Indigenous peoples are understandably concerned that this new extension of the frontier of human knowledge will simply become a means of exploiting their genes and the biodiversity of the living natural resources of their lands. Australia ratified the Convention on Biodiversity in 1993. Article 10 of this convention requires Australia 'to protect and encourage customary use of biological resources in accordance with traditional cultural practices that are compatible with conservation and sustainable use requirements'.

Human Remains

The battle to secure respect for the Aboriginal dead has been a crucial cultural issue. Tasmanian Aborigines have been prepared to go to museums in all corners of Europe and North America, as well as Australia and New Zealand, to bring back the remains of their ancestors taken for ‘scientific’ or trophy purposes in the 19th and early 20th century.

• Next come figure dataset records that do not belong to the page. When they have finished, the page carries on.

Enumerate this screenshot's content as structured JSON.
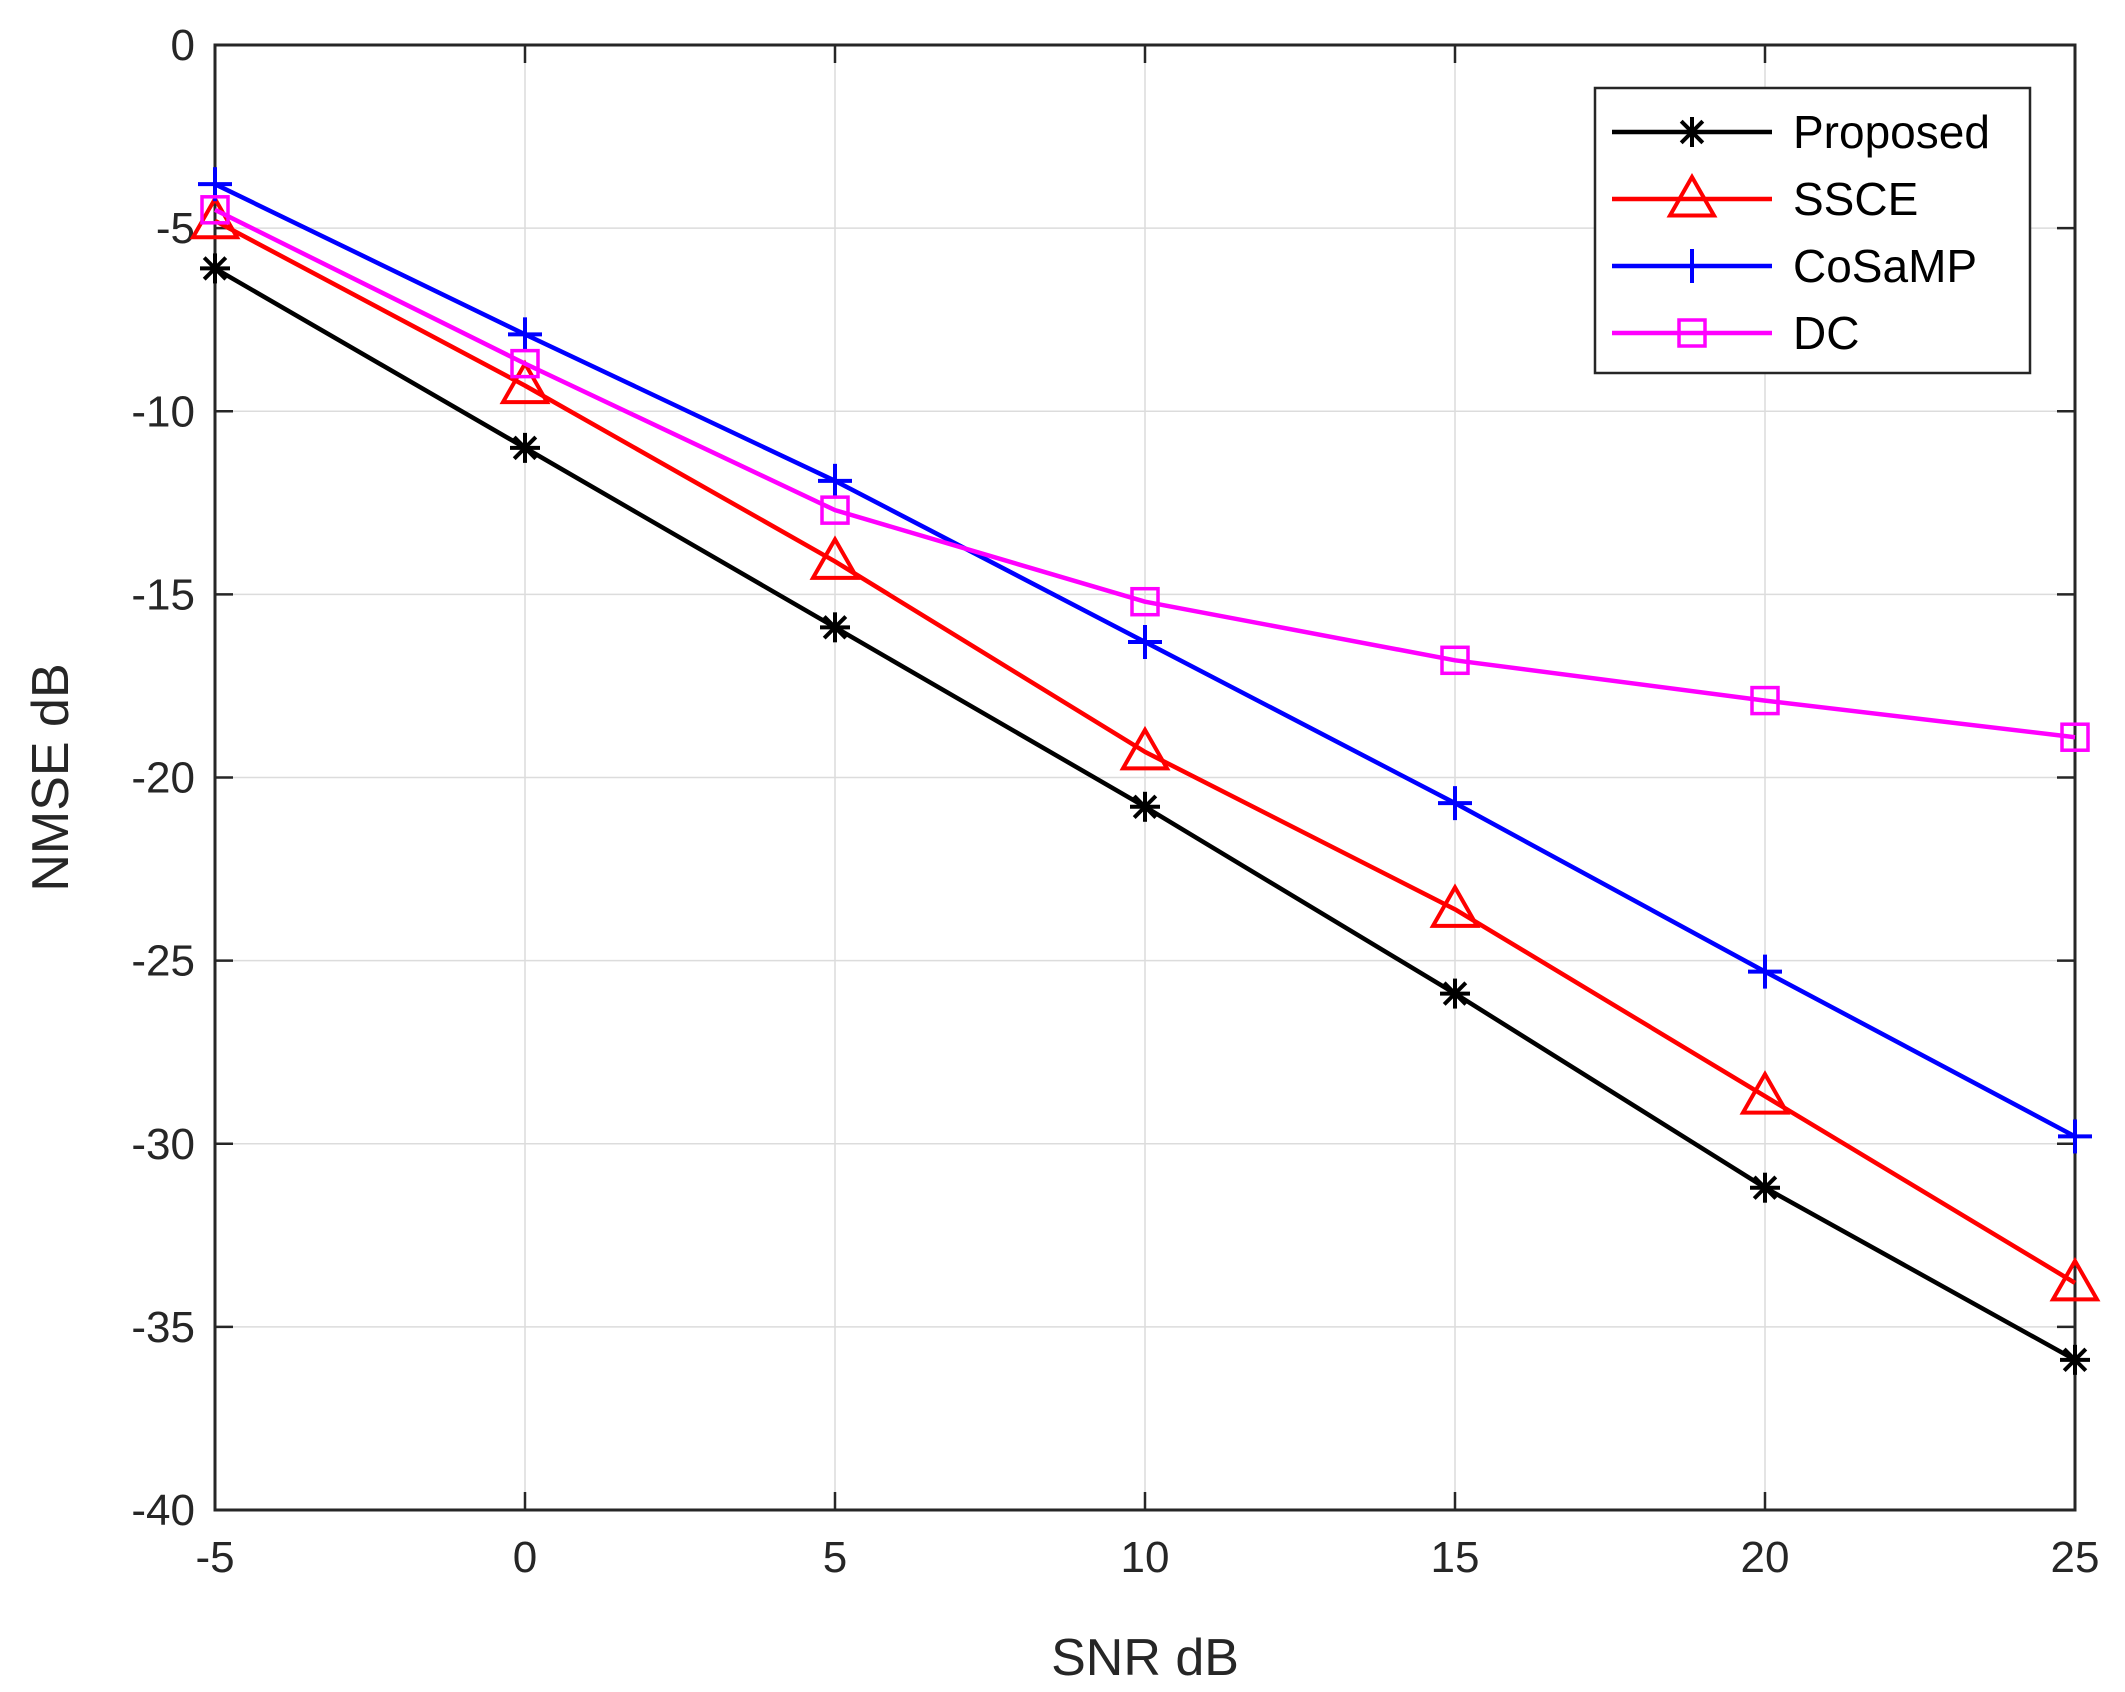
{
  "chart_data": {
    "type": "line",
    "xlabel": "SNR dB",
    "ylabel": "NMSE dB",
    "x": [
      -5,
      0,
      5,
      10,
      15,
      20,
      25
    ],
    "xlim": [
      -5,
      25
    ],
    "ylim": [
      -40,
      0
    ],
    "xticks": [
      -5,
      0,
      5,
      10,
      15,
      20,
      25
    ],
    "yticks": [
      0,
      -5,
      -10,
      -15,
      -20,
      -25,
      -30,
      -35,
      -40
    ],
    "grid": true,
    "legend_position": "top-right",
    "series": [
      {
        "name": "Proposed",
        "color": "#000000",
        "marker": "asterisk",
        "values": [
          -6.1,
          -11.0,
          -15.9,
          -20.8,
          -25.9,
          -31.2,
          -35.9
        ]
      },
      {
        "name": "SSCE",
        "color": "#ff0000",
        "marker": "triangle",
        "values": [
          -4.8,
          -9.3,
          -14.1,
          -19.3,
          -23.6,
          -28.7,
          -33.8
        ]
      },
      {
        "name": "CoSaMP",
        "color": "#0000ff",
        "marker": "plus",
        "values": [
          -3.8,
          -7.9,
          -11.9,
          -16.3,
          -20.7,
          -25.3,
          -29.8
        ]
      },
      {
        "name": "DC",
        "color": "#ff00ff",
        "marker": "square",
        "values": [
          -4.5,
          -8.7,
          -12.7,
          -15.2,
          -16.8,
          -17.9,
          -18.9
        ]
      }
    ]
  }
}
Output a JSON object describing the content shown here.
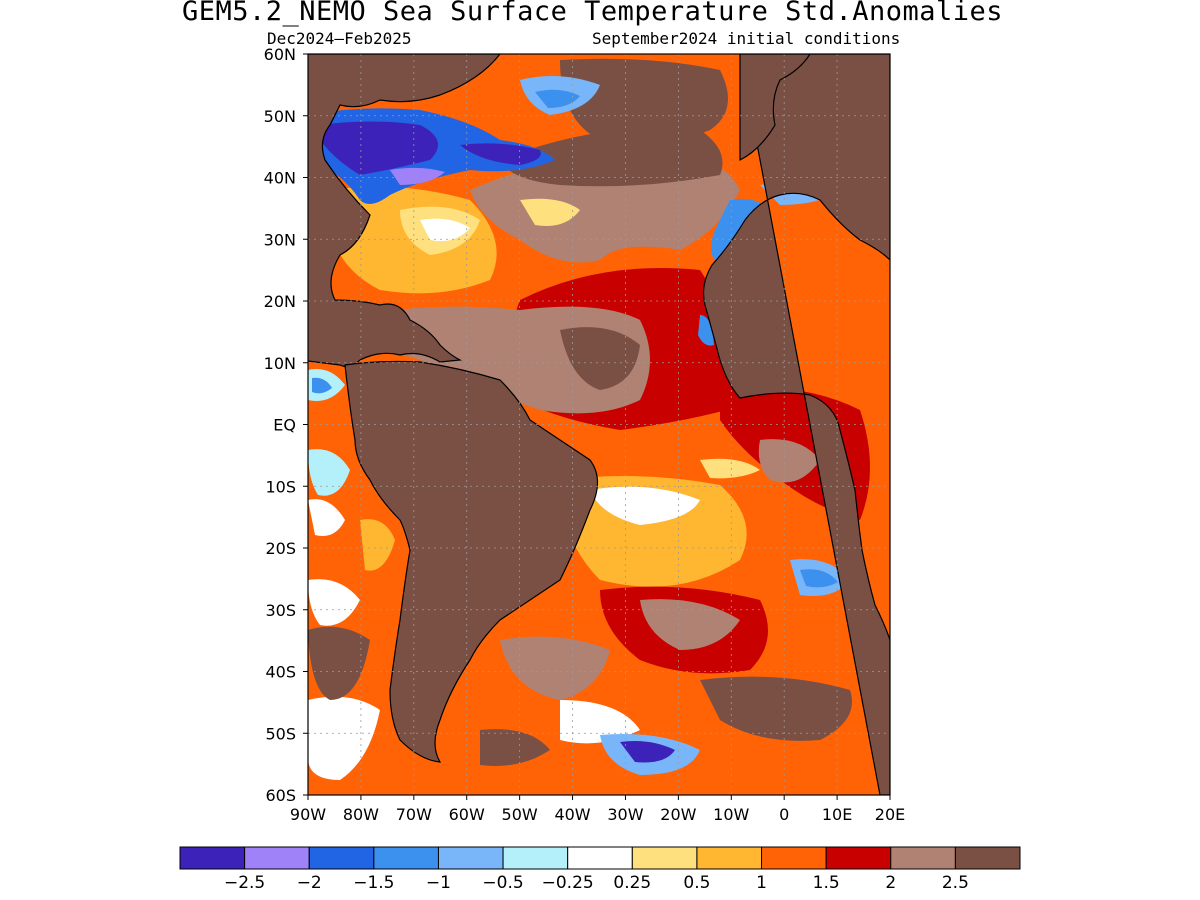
{
  "title": "GEM5.2_NEMO Sea Surface Temperature Std.Anomalies",
  "subtitle_left": "Dec2024–Feb2025",
  "subtitle_right": "September2024 initial conditions",
  "map": {
    "region": "Atlantic Ocean",
    "lon_range": [
      -90,
      20
    ],
    "lat_range": [
      -60,
      60
    ],
    "land_color": "#7a5045",
    "grid": true,
    "lat_labels": [
      "60N",
      "50N",
      "40N",
      "30N",
      "20N",
      "10N",
      "EQ",
      "10S",
      "20S",
      "30S",
      "40S",
      "50S",
      "60S"
    ],
    "lon_labels": [
      "90W",
      "80W",
      "70W",
      "60W",
      "50W",
      "40W",
      "30W",
      "20W",
      "10W",
      "0",
      "10E",
      "20E"
    ]
  },
  "colorbar": {
    "colors": [
      "#3c22b8",
      "#9f82f7",
      "#2165e5",
      "#3c91ef",
      "#78b6f9",
      "#b4f0fa",
      "#ffffff",
      "#ffe07e",
      "#ffb631",
      "#ff6305",
      "#c80000",
      "#b08273",
      "#7a5045"
    ],
    "labels": [
      "-2.5",
      "-2",
      "-1.5",
      "-1",
      "-0.5",
      "-0.25",
      "0.25",
      "0.5",
      "1",
      "1.5",
      "2",
      "2.5"
    ]
  }
}
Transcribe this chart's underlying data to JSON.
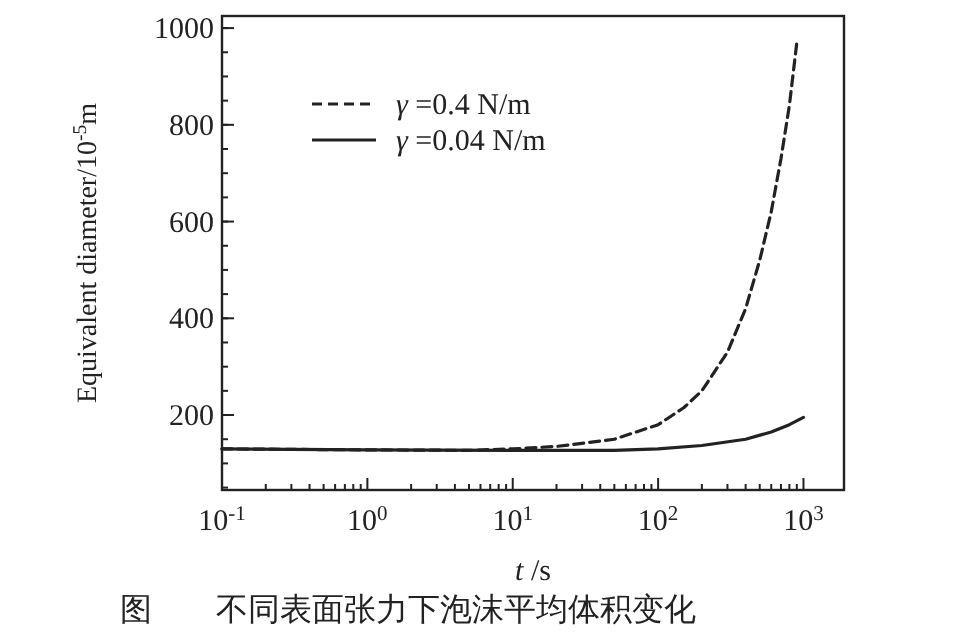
{
  "chart_data": {
    "type": "line",
    "xlabel": "*t* /s",
    "ylabel": "Equivalent diameter/10$^{-5}$m",
    "log": "x",
    "xlim": [
      0.1,
      1900
    ],
    "ylim": [
      45,
      1025
    ],
    "xticks": [
      {
        "value": 0.1,
        "label": "10$^{-1}$"
      },
      {
        "value": 1,
        "label": "10$^{0}$"
      },
      {
        "value": 10,
        "label": "10$^{1}$"
      },
      {
        "value": 100,
        "label": "10$^{2}$"
      },
      {
        "value": 1000,
        "label": "10$^{3}$"
      }
    ],
    "yticks": [
      200,
      400,
      600,
      800,
      1000
    ],
    "legend": "top left",
    "grid": false,
    "series": [
      {
        "name": "*γ* =0.4 N/m",
        "color": "#222222",
        "line_style": "dashed",
        "x": [
          0.1,
          1,
          5,
          10,
          20,
          50,
          100,
          150,
          200,
          300,
          400,
          500,
          600,
          700,
          800,
          900
        ],
        "values": [
          130,
          128,
          127,
          130,
          135,
          150,
          180,
          215,
          250,
          330,
          420,
          520,
          620,
          730,
          840,
          970
        ]
      },
      {
        "name": "*γ* =0.04 N/m",
        "color": "#222222",
        "line_style": "solid",
        "x": [
          0.1,
          1,
          10,
          50,
          100,
          200,
          400,
          600,
          800,
          1000
        ],
        "values": [
          130,
          128,
          127,
          127,
          130,
          137,
          150,
          165,
          180,
          195
        ]
      }
    ],
    "annotations": [
      "图　　不同表面张力下泡沫平均体积变化"
    ]
  }
}
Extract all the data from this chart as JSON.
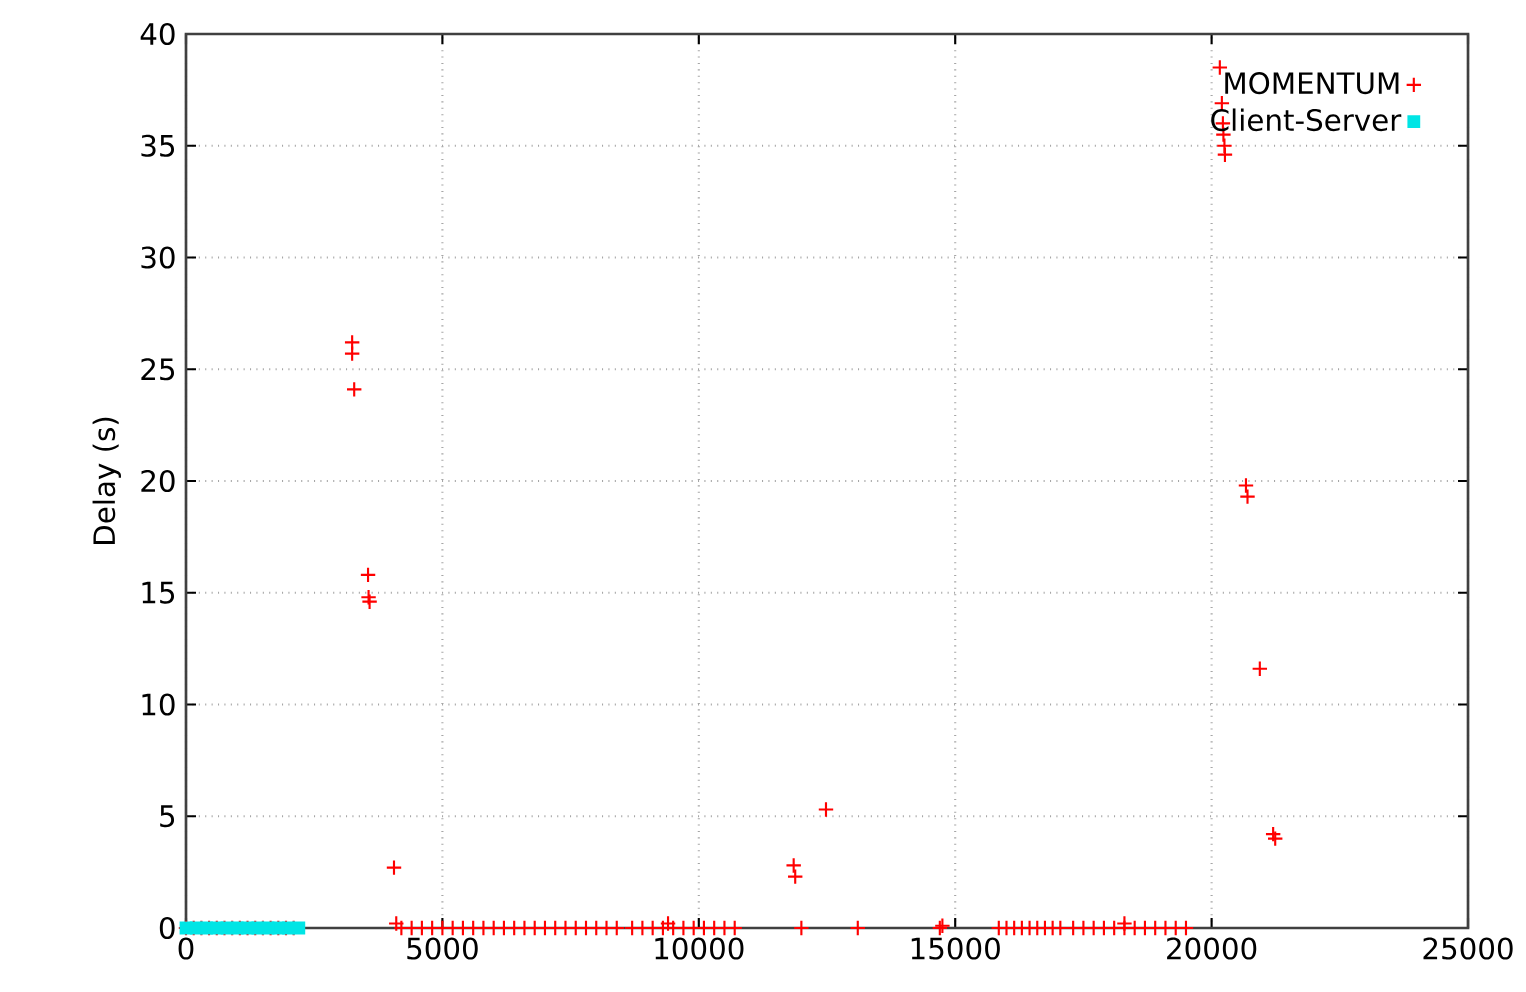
{
  "chart_data": {
    "type": "scatter",
    "ylabel": "Delay (s)",
    "xlim": [
      0,
      25000
    ],
    "ylim": [
      0,
      40
    ],
    "xticks": [
      0,
      5000,
      10000,
      15000,
      20000,
      25000
    ],
    "yticks": [
      0,
      5,
      10,
      15,
      20,
      25,
      30,
      35,
      40
    ],
    "grid": true,
    "legend": "top right",
    "series": [
      {
        "name": "MOMENTUM",
        "color": "#ff0000",
        "marker": "cross",
        "x": [
          0,
          150,
          300,
          450,
          600,
          750,
          900,
          1050,
          1200,
          1350,
          1500,
          1650,
          1800,
          1950,
          2100,
          3240,
          3240,
          3280,
          3550,
          3560,
          3580,
          4056,
          4100,
          4200,
          4400,
          4600,
          4800,
          5000,
          5200,
          5400,
          5600,
          5800,
          6000,
          6200,
          6400,
          6600,
          6800,
          7000,
          7200,
          7400,
          7600,
          7800,
          8000,
          8200,
          8400,
          8700,
          8900,
          9100,
          9300,
          9400,
          9500,
          9700,
          9900,
          10100,
          10300,
          10500,
          10700,
          11850,
          11880,
          12000,
          12480,
          13100,
          14700,
          14750,
          15850,
          16000,
          16150,
          16300,
          16450,
          16600,
          16750,
          16900,
          17050,
          17300,
          17500,
          17700,
          17900,
          18100,
          18300,
          18300,
          18500,
          18700,
          18900,
          19100,
          19300,
          19500,
          20160,
          20200,
          20220,
          20230,
          20250,
          20260,
          20670,
          20700,
          20940,
          21200,
          21240
        ],
        "values": [
          0,
          0,
          0,
          0,
          0,
          0,
          0,
          0,
          0,
          0,
          0,
          0,
          0,
          0,
          0,
          26.2,
          25.7,
          24.1,
          15.8,
          14.8,
          14.6,
          2.7,
          0.2,
          0,
          0,
          0,
          0,
          0,
          0,
          0,
          0,
          0,
          0,
          0,
          0,
          0,
          0,
          0,
          0,
          0,
          0,
          0,
          0,
          0,
          0,
          0,
          0,
          0,
          0,
          0.2,
          0,
          0,
          0,
          0,
          0,
          0,
          0,
          2.8,
          2.3,
          0,
          5.3,
          0,
          0,
          0.1,
          0,
          0,
          0,
          0,
          0,
          0,
          0,
          0,
          0,
          0,
          0,
          0,
          0,
          0,
          0,
          0.2,
          0,
          0,
          0,
          0,
          0,
          0,
          38.5,
          36.9,
          36.0,
          35.5,
          35.0,
          34.6,
          19.8,
          19.3,
          11.6,
          4.2,
          4.0
        ]
      },
      {
        "name": "Client-Server",
        "color": "#00e5e5",
        "marker": "square",
        "x": [
          0,
          200,
          400,
          600,
          800,
          1000,
          1200,
          1400,
          1600,
          1800,
          2000,
          2200
        ],
        "values": [
          0,
          0,
          0,
          0,
          0,
          0,
          0,
          0,
          0,
          0,
          0,
          0
        ]
      }
    ]
  }
}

The Coroners Act 1995 (Tas) recognises the right of the Aboriginal community to deal with the remains of both ancient and contemporary Aboriginal people by requiring a coroner who suspects that human remains are Aboriginal to place the matter in the hands of an Aboriginal organisation (s23). Currently the relevant organisation is the Tasmanian Aboriginal Land and Sea Council Inc (this organisation is not the same as the elected but statutory Aboriginal Land Council of Tasmania (ALTC)).